Now starting her 26th year of teaching at Sonoma State, Conoley said that the university gives her the same sense of community she was used to growing up in Taylor, Texas.
“I love teaching here. The students are inquisitive and bright, and along with my colleagues, many of whom are dear friends, I feel such a lovely sense of community,” she said. “Living in the Bay Area, and working at a university that has such a strong commitment to this kind of close relationship with students and colleagues, has been a gift.”
The California Book Awards jury gives out 11 medals each year in the categories of Fiction, Nonfiction, Poetry, First Work of Fiction, Californiana, Young Adult Literature, Juvenile Literature and Notable Contribution to Publishing. For more information on the awards, visit the Commonwealth Club. The date of the awards ceremony is yet to be confirmed, but the full list of this year’s winners can be found on the Awards website.

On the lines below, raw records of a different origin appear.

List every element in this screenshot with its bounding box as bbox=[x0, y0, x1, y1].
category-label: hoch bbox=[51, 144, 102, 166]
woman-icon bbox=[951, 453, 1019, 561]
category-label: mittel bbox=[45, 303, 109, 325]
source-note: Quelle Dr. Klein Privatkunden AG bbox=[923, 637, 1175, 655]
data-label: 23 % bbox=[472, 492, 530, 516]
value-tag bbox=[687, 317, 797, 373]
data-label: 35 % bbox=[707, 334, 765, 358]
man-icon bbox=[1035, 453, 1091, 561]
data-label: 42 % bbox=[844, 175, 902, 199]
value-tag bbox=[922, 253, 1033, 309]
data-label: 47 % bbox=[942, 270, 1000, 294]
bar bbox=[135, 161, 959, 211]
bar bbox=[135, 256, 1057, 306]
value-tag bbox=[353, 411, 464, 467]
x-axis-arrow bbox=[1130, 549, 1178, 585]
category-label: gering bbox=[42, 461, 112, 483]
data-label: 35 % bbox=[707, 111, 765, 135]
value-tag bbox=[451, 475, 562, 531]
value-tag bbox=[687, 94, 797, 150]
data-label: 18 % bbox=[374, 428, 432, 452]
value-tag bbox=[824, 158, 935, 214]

Conoley said she is currently working on her next book, tentatively titled “In the Next Next World.”
“It is set in the future, imagining what our next world will be,” she said. “The pandemic and the historic racial movement are coming into the poems. It's a time of great change and promise, especially systemically. White people have a lot of work to do. It's an amazing time to be alive, and to try to stay alive.”